President Biden has been vilified by the USCCB for his support of women’s right to choose and for LGBTQI+ inclusion, while at the same time praised for his support of immigrants and refugees. Biden is following his conscience in his efforts to respect all life and to weigh the moral complexities of all of the entangled issues in the moment. Biden has the opportunity to help heal the divisions in broader American society and politics, as well as American Catholic culture, which is a microcosm of the United States. He can draw from his own deeply informed Catholic conscience, which understands the complexities and nuances of the pressing issues facing our nation, and he can call for dialogue, reconciliation, and action. 

Biden is following his conscience in his efforts to respect all life and to weigh the moral complexities of all of the entangled issues in the moment.

As a scholar of religion in the United States who has spent the past 29 years working closely with American Catholics for my research, what I see on the ground gives me hope for a Catholicism and an America that understands moral complexities and that works to understand differences. This hope is based on the local and grassroots efforts I have witnessed occurring all around us—Catholic, interfaith, and secular efforts alike—to show empathy and love for our neighbors and to show accompaniment and hospitality. While there are Church leaders who encourage devotion to a pre-Vatican II American Church of deference and top-down authority, there are leaders in the Church who see themselves as part of a community that emphasizes hospitality and works of mercy. I have seen their pro-people, lived Catholicism in action.

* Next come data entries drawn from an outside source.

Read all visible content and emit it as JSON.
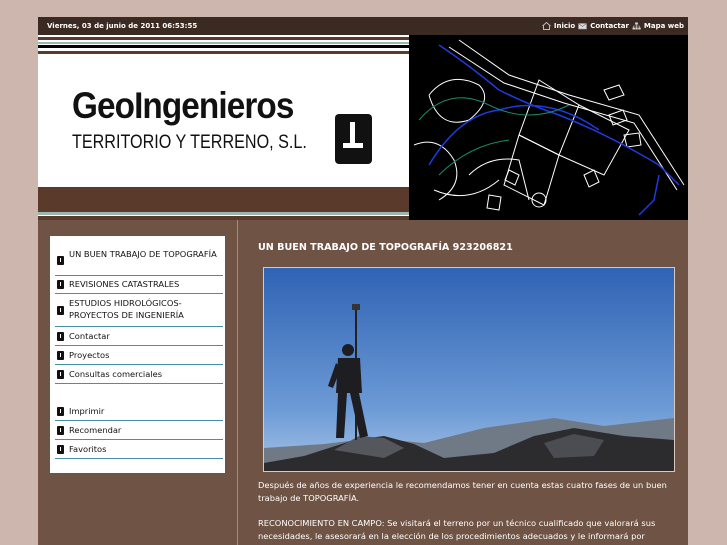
{
  "topbar": {
    "date": "Viernes, 03 de junio de 2011 06:53:55",
    "links": [
      {
        "label": "Inicio",
        "icon": "home-icon"
      },
      {
        "label": "Contactar",
        "icon": "mail-icon"
      },
      {
        "label": "Mapa web",
        "icon": "sitemap-icon"
      }
    ]
  },
  "banner": {
    "title": "GeoIngenieros",
    "subtitle": "TERRITORIO Y TERRENO, S.L."
  },
  "sidebar": {
    "items": [
      {
        "label": "UN BUEN TRABAJO DE TOPOGRAFÍA"
      },
      {
        "label": "REVISIONES CATASTRALES"
      },
      {
        "label": "ESTUDIOS HIDROLÓGICOS-PROYECTOS DE INGENIERÍA"
      },
      {
        "label": "Contactar"
      },
      {
        "label": "Proyectos"
      },
      {
        "label": "Consultas comerciales"
      }
    ],
    "tools": [
      {
        "label": "Imprimir"
      },
      {
        "label": "Recomendar"
      },
      {
        "label": "Favoritos"
      }
    ]
  },
  "main": {
    "title": "UN BUEN TRABAJO DE TOPOGRAFÍA 923206821",
    "paragraph1": "Después de años de experiencia le recomendamos tener en cuenta estas cuatro fases de un buen trabajo de TOPOGRAFÍA.",
    "paragraph2": "RECONOCIMIENTO EN CAMPO: Se visitará el terreno por un técnico cualificado que valorará sus necesidades, le asesorará en la elección de los procedimientos adecuados y le informará por"
  },
  "colors": {
    "page_bg": "#ccb6ad",
    "content_bg": "#6f5344",
    "topbar_bg": "#3a2a22",
    "menu_border": "#4a8fa8"
  }
}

My friends Bishop Thomas Zinkula of the Diocese of Davenport, Iowa, and Father Joseph Sia, for example, are out in the community doing works of mercy. Bishop Z., as he likes to be called, is a frequent guest of the Iowa City Worker House, has accompanied migrants to their immigration check-ins, and has written eloquently on the importance of supporting migrants and migration reform. It was Father Joseph who told me that I needed to go tour a meatpacking plant to see what his parishioners were telling me during our interviews. A few weeks later, Father Joseph and I were touring a Tyson hog processing plant together, and I saw first-hand how his support for his parishioners extends outside of the parish into their work and everyday lives. For Father Joseph, living a life of faith demands active accompaniment and support of his parishioners. Father Joseph has worked for years with an inclusive, interfaith alliance in Eastern Iowa which supports Latino/a Catholics and other immigrants and refugees.

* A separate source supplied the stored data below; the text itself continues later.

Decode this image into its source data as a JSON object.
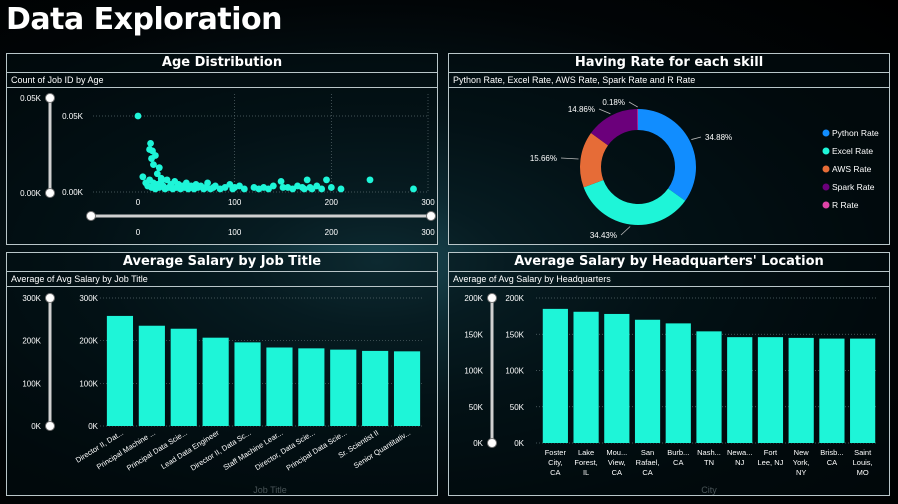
{
  "page": {
    "title": "Data Exploration"
  },
  "colors": {
    "accent": "#1ef5d8",
    "background": "#000000"
  },
  "panels": {
    "age": {
      "title": "Age Distribution",
      "subtitle": "Count of Job ID by Age"
    },
    "skill": {
      "title": "Having Rate for each skill",
      "subtitle": "Python Rate, Excel Rate, AWS Rate, Spark Rate and R Rate"
    },
    "job": {
      "title": "Average Salary by Job Title",
      "subtitle": "Average of Avg Salary by Job Title"
    },
    "hq": {
      "title": "Average Salary by Headquarters' Location",
      "subtitle": "Average of Avg Salary by Headquarters"
    }
  },
  "chart_data": [
    {
      "id": "age",
      "type": "scatter",
      "xlabel": "",
      "ylabel": "",
      "xlim": [
        0,
        300
      ],
      "ylim": [
        0,
        50
      ],
      "x_ticks": [
        "0",
        "100",
        "200",
        "300"
      ],
      "y_ticks": [
        "0.00K",
        "0.05K"
      ],
      "slider_ticks": [
        "0",
        "100",
        "200",
        "300"
      ],
      "points": [
        [
          0,
          50
        ],
        [
          12,
          28
        ],
        [
          13,
          32
        ],
        [
          14,
          22
        ],
        [
          15,
          27
        ],
        [
          16,
          18
        ],
        [
          18,
          24
        ],
        [
          20,
          12
        ],
        [
          22,
          16
        ],
        [
          24,
          9
        ],
        [
          5,
          10
        ],
        [
          8,
          6
        ],
        [
          10,
          4
        ],
        [
          12,
          8
        ],
        [
          14,
          3
        ],
        [
          16,
          6
        ],
        [
          18,
          2
        ],
        [
          20,
          5
        ],
        [
          22,
          3
        ],
        [
          24,
          7
        ],
        [
          26,
          4
        ],
        [
          28,
          2
        ],
        [
          30,
          8
        ],
        [
          32,
          3
        ],
        [
          34,
          5
        ],
        [
          36,
          2
        ],
        [
          38,
          7
        ],
        [
          40,
          3
        ],
        [
          42,
          5
        ],
        [
          44,
          2
        ],
        [
          46,
          4
        ],
        [
          48,
          3
        ],
        [
          50,
          6
        ],
        [
          52,
          2
        ],
        [
          55,
          4
        ],
        [
          58,
          2
        ],
        [
          60,
          5
        ],
        [
          62,
          3
        ],
        [
          65,
          4
        ],
        [
          68,
          2
        ],
        [
          70,
          3
        ],
        [
          72,
          6
        ],
        [
          75,
          2
        ],
        [
          78,
          3
        ],
        [
          80,
          4
        ],
        [
          85,
          2
        ],
        [
          90,
          3
        ],
        [
          95,
          5
        ],
        [
          98,
          2
        ],
        [
          100,
          3
        ],
        [
          105,
          4
        ],
        [
          110,
          2
        ],
        [
          120,
          3
        ],
        [
          125,
          2
        ],
        [
          130,
          3
        ],
        [
          135,
          2
        ],
        [
          140,
          4
        ],
        [
          148,
          7
        ],
        [
          150,
          3
        ],
        [
          155,
          3
        ],
        [
          160,
          2
        ],
        [
          165,
          4
        ],
        [
          170,
          3
        ],
        [
          172,
          2
        ],
        [
          175,
          8
        ],
        [
          178,
          3
        ],
        [
          180,
          2
        ],
        [
          185,
          4
        ],
        [
          190,
          2
        ],
        [
          195,
          8
        ],
        [
          200,
          3
        ],
        [
          210,
          2
        ],
        [
          240,
          8
        ],
        [
          285,
          2
        ]
      ]
    },
    {
      "id": "skill",
      "type": "pie",
      "donut": true,
      "slices": [
        {
          "name": "Python Rate",
          "value": 34.88,
          "label": "34.88%",
          "color": "#118dff"
        },
        {
          "name": "Excel Rate",
          "value": 34.43,
          "label": "34.43%",
          "color": "#1ef5d8"
        },
        {
          "name": "AWS Rate",
          "value": 15.66,
          "label": "15.66%",
          "color": "#e66c37"
        },
        {
          "name": "Spark Rate",
          "value": 14.86,
          "label": "14.86%",
          "color": "#6b007b"
        },
        {
          "name": "R Rate",
          "value": 0.18,
          "label": "0.18%",
          "color": "#e044a7"
        }
      ]
    },
    {
      "id": "job",
      "type": "bar",
      "xlabel": "Job Title",
      "ylabel": "",
      "ylim": [
        0,
        300000
      ],
      "y_ticks": [
        "0K",
        "100K",
        "200K",
        "300K"
      ],
      "slider_ticks": [
        "0K",
        "100K",
        "200K",
        "300K"
      ],
      "categories": [
        "Director II, Dat...",
        "Principal Machine ...",
        "Principal Data Scie...",
        "Lead Data Engineer",
        "Director II, Data Sc...",
        "Staff Machine Lear...",
        "Director, Data Scie...",
        "Principal Data Scie...",
        "Sr. Scientist II",
        "Senior Quantitativ..."
      ],
      "values": [
        258000,
        235000,
        228000,
        207000,
        196000,
        184000,
        182000,
        179000,
        176000,
        175000
      ]
    },
    {
      "id": "hq",
      "type": "bar",
      "xlabel": "City",
      "ylabel": "",
      "ylim": [
        0,
        200000
      ],
      "y_ticks": [
        "0K",
        "50K",
        "100K",
        "150K",
        "200K"
      ],
      "slider_ticks": [
        "0K",
        "50K",
        "100K",
        "150K",
        "200K"
      ],
      "categories": [
        "Foster City, CA",
        "Lake Forest, IL",
        "Mou... View, CA",
        "San Rafael, CA",
        "Burb... CA",
        "Nash... TN",
        "Newa... NJ",
        "Fort Lee, NJ",
        "New York, NY",
        "Brisb... CA",
        "Saint Louis, MO"
      ],
      "category_lines": [
        [
          "Foster",
          "City,",
          "CA"
        ],
        [
          "Lake",
          "Forest,",
          "IL"
        ],
        [
          "Mou...",
          "View,",
          "CA"
        ],
        [
          "San",
          "Rafael,",
          "CA"
        ],
        [
          "Burb...",
          "CA"
        ],
        [
          "Nash...",
          "TN"
        ],
        [
          "Newa...",
          "NJ"
        ],
        [
          "Fort",
          "Lee, NJ"
        ],
        [
          "New",
          "York,",
          "NY"
        ],
        [
          "Brisb...",
          "CA"
        ],
        [
          "Saint",
          "Louis,",
          "MO"
        ]
      ],
      "values": [
        185000,
        181000,
        178000,
        170000,
        165000,
        154000,
        146000,
        146000,
        145000,
        144000,
        144000
      ]
    }
  ]
}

President Biden can be a harbinger of a new conversation in American politics that is informed by a 'big tent Catholicism.'

I am not sure if the ongoing pro-life and pro-choice debate will ever be reconciled, but what I do hope to see is the US. Catholic Church shift its focus toward a renewed conversation on the national level that encourages empathy and compassion for those with whom we disagree, and love and kindness toward each other. I believe that President Biden can be a harbinger of a new conversation in American politics that is informed by a “big tent Catholicism,” as my friend and colleague Julie Byrne puts it. A big tent Catholicism understands that not all Catholics or Americans will ever agree, but it works in the hope we can all agree that showing compassion, understanding, and radical empathy for each other is the best that we can do on this earth. 

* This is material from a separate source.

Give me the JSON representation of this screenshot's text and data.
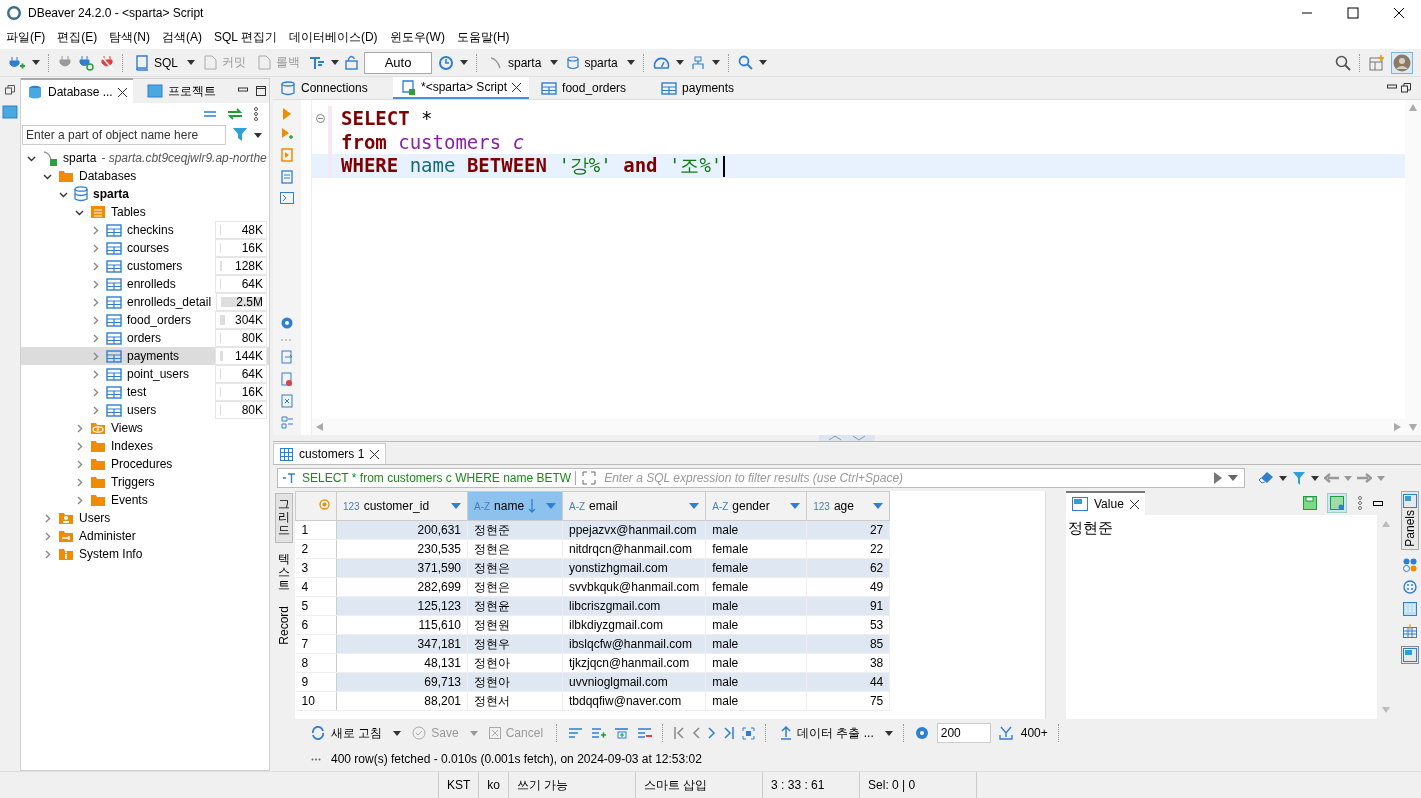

One lesson from my ethnographic work with Latino/a Catholics is that when we follow on our inner moral compass and conscience, we can understand that there is such a thing as the common good, dignity of the human person, and preferential option for the poor. These to-dos also just so happen to be core components of Catholic social thought, and what I see President Biden working to enact in a broadband way in American politics and society.